Partager la publication "Critique de l’article du CEP 92 sur le voile de Manopello"
Par Renaud, Marie-Paule
COURRIER DES LECTEURS
De Mme Marie-Paule Renaud (Jura)
Dans le dernier Cep (n° 92, p.73), je n’ai pas été convaincue par les arguments du docteur Rebeillard en faveur de l’authenticité du voile de Manopello1. Je reste sur la ligne du docteur Clercq dans l’article publié dans le numéro 90 qui me semble un travail de référence. Voici quelques notes personnelles sur le sujet :
Le docteur Rebeillard écrit que le tableau de Bellini, peint à Venise vers 1460, s’inspire du voile de Manopello. Ce voile se trouvait donc à Venise avant 1506, date de son apparition mystérieuse à Manopello. Or, 1506 est l’année où le pape Jules II autorise l’église de Chambéry à prendre le nom de « sainte chapelle du Saint Suaire », et autorise une fête annuelle du Saint Suaire, le 4 mai. Curieuse coïncidence ! Nous sommes aussi à l’époque des guerres françaises en Italie : prise de Milan, puis de Gênes, puis de Venise. La sainte Image de Gênes est volée par les Français des armées de Louis XII avant d’être restituée. Le voile de Manopello aurait-il été volé à Venise, ou mis à l’abri par des particuliers pour réapparaître dans une famille de Manopello ?
Après la prise de Constantinople en 1453, de nombreux Byzantins se sont réfugiés à Venise, apportant avec eux leurs reliques. Ce voile en byssus en faisait peut-être partie.
Dans les possessions en Grèce de la famille de La Roche (dont les héritiers rapporteront le Linceul à Lirey), se trouvaient des ateliers spécialisés dans la peinture sur soie et le tissage de la soie teinte dans la masse (technique utilisée, selon moi, pour le Saint suaire de Besançon).

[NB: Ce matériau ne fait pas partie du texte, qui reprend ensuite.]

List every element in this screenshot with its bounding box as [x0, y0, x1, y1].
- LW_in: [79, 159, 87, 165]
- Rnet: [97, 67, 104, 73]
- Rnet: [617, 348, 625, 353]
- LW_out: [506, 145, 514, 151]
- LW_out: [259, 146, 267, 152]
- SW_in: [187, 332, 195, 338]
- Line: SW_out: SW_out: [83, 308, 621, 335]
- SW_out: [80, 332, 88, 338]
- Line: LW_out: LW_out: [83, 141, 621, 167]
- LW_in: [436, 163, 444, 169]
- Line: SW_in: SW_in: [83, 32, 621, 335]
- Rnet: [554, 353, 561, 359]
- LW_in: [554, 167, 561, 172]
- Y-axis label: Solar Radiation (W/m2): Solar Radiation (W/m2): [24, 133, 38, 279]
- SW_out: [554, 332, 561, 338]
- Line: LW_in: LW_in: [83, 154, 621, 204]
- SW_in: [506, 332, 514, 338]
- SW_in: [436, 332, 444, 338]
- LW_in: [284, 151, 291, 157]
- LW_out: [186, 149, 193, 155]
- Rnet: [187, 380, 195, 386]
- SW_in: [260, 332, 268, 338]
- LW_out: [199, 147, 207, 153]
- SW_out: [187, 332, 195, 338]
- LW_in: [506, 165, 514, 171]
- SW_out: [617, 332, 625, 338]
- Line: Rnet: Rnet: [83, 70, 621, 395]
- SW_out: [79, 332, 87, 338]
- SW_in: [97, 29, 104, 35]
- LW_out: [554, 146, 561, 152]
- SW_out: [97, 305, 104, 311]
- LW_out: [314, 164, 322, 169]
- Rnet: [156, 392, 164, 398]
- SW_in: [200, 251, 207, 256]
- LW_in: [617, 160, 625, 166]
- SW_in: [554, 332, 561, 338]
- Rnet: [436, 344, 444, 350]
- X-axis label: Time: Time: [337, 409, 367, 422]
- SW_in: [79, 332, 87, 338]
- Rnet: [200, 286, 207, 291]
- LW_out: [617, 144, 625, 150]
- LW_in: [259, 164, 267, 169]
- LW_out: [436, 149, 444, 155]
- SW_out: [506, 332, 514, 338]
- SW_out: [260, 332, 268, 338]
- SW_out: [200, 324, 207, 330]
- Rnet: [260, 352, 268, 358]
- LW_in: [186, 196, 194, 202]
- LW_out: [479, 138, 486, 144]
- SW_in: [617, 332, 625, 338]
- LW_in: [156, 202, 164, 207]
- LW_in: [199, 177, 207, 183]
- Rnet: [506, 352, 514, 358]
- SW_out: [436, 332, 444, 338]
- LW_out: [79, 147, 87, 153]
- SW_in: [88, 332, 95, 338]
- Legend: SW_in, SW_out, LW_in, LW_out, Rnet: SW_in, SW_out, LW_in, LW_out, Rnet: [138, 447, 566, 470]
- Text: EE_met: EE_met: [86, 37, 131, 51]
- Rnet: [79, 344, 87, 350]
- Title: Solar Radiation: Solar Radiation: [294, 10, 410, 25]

Le docteur Clercq a mis en lumière toutes les différences entre les deux visages de Turin et de Manopello. Il a montré dans ce dernier d’importants défauts de proportion et une disharmonie qui nous donnent une impression de malaise. Que trouver en effet de ressemblant entre ce visage flasque, ces yeux sans expression, cette petite bouche entrouverte aux dents d’enfant, et la majesté du Christ du Linceul qui a donné la tradition du Christ Pantocrator des Byzantins ? Auriez-vous envie de méditer et de prier devant le portrait de Manopello, une fois que vous connaissez le Linceul de Turin ?
Ce visage de Manopello pourrait être une copie médiocre de la Sainte Face de Gênes, mais sur un beau tissu en byssus. À distinguer encore du Voile de Véronique conservé à Saint-Pierre de Rome et vénéré par sainte Thérèse de l’Enfant-Jésus et de la Sainte Face. Notons que la médiocrité d’une copie n’en altère pas la légitimité. Au contraire ! Par exemple, les copies du Saint Suaire de Besançon n’étaient admises que si elles différaient du modèle, afin de ne pas tromper les fidèles, idem pour le Linceul de Turin.
1 Ndlr. Le CEP n’a pas vocation particulière pour traiter les questions propres au Voile de Manopello, ni surtout pour les trancher. Nous avons jugé bon de faire connaître aux lecteurs l’existence de cette relique, vénérée localement, ainsi que les arguments pour et contre dans de longs articles des numéros 72, 90 et 91. En l’attente d’études scientifiques directes ou d’archives historiques inédites, nous en resterons donc là pour le moment.